Bazı masallar mutlu sonla biter..
Bazı masallar mutsuz sonla..
Bazıları ise hiç bitmez..
Asırlar boyu varlığı dillerde dolanır. Birileri birilerinin kulağına mutlaka fısıldar masalını. Ve diğerleri büyük bir iç çekiklikle dinler. kiminin yüreği burkulur, kiminin göz bebeği güler. Kiminin ise ilham perisi olur bir masal. Bazı masallar uyuturken bazı masallar bütün gece göz kıptırmaz insana. Hâl böyleyken bir yerde okuduğum bir cümle gelir aklıma. ''Herkes kendi masalının yazarıdır'' der; kitapta. Madem bizler birer yazarız. Ne yazarız, ne çizeriz nasıl doldururuz sayfalarımızı. Mutluluk mu ana karakterimiz olur hüzün mü? Bilmemiz gereken önemli bir husus daha var. Çocukken kulağımıza fısıldanan masallar bir varmış bir yokmuş ile başlar. Aslında çocukken farkına dahi varmadığımız bu masal başlangıcı ne kadar da doğru bir tespit öyle değil mi? Birgün varız diğer gün yok. O zaman bizim masalımız sonsuzluk nehrinde akıp gitsin. En güzel baharlarda yeşersin, bir ağlasın bir gülsün ama hep var olsun. Kendi masalımızı hiç durmadan yazalım.
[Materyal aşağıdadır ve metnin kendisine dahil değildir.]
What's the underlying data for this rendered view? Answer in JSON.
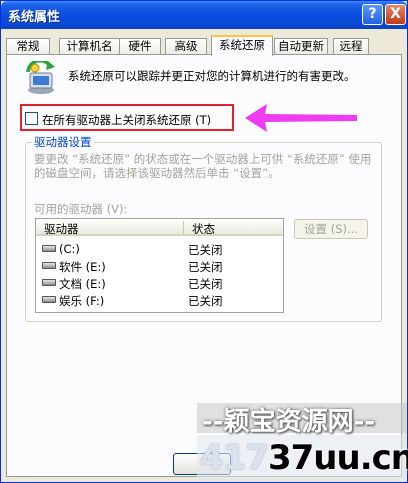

Öyle kuru kuruya değil ama, cesaretle, azimle, merhametle yoğuralım masalımızı. En çok biz sevelim gökyüzünü, en çok biz inanalım iyiliğe ve en güzel aşık biz olalım. Yarın yoksam bugün varım ben. Ve ben toprak olmadığım sürece kendi masalımın hem yazarı hem baş kahramanıyım. Durmadan yazalım, yeni yerler keşfedip, yeni kitaplar okuyalım, ve merhamet edelim doğaya, ademoğluna, hayvanlara. Nerde bir çocuk ağlasa gidip saçını okşayalım. Bildiğim hakikat şudur ki; masal yazmamız için yüksek statülere, paraya, şöhrete ihtiyacımız yok. Gelip geçici şeylerde gönlümüzde yok. Gönül önceliğimiz daim, masallarımız sonsuz olsun..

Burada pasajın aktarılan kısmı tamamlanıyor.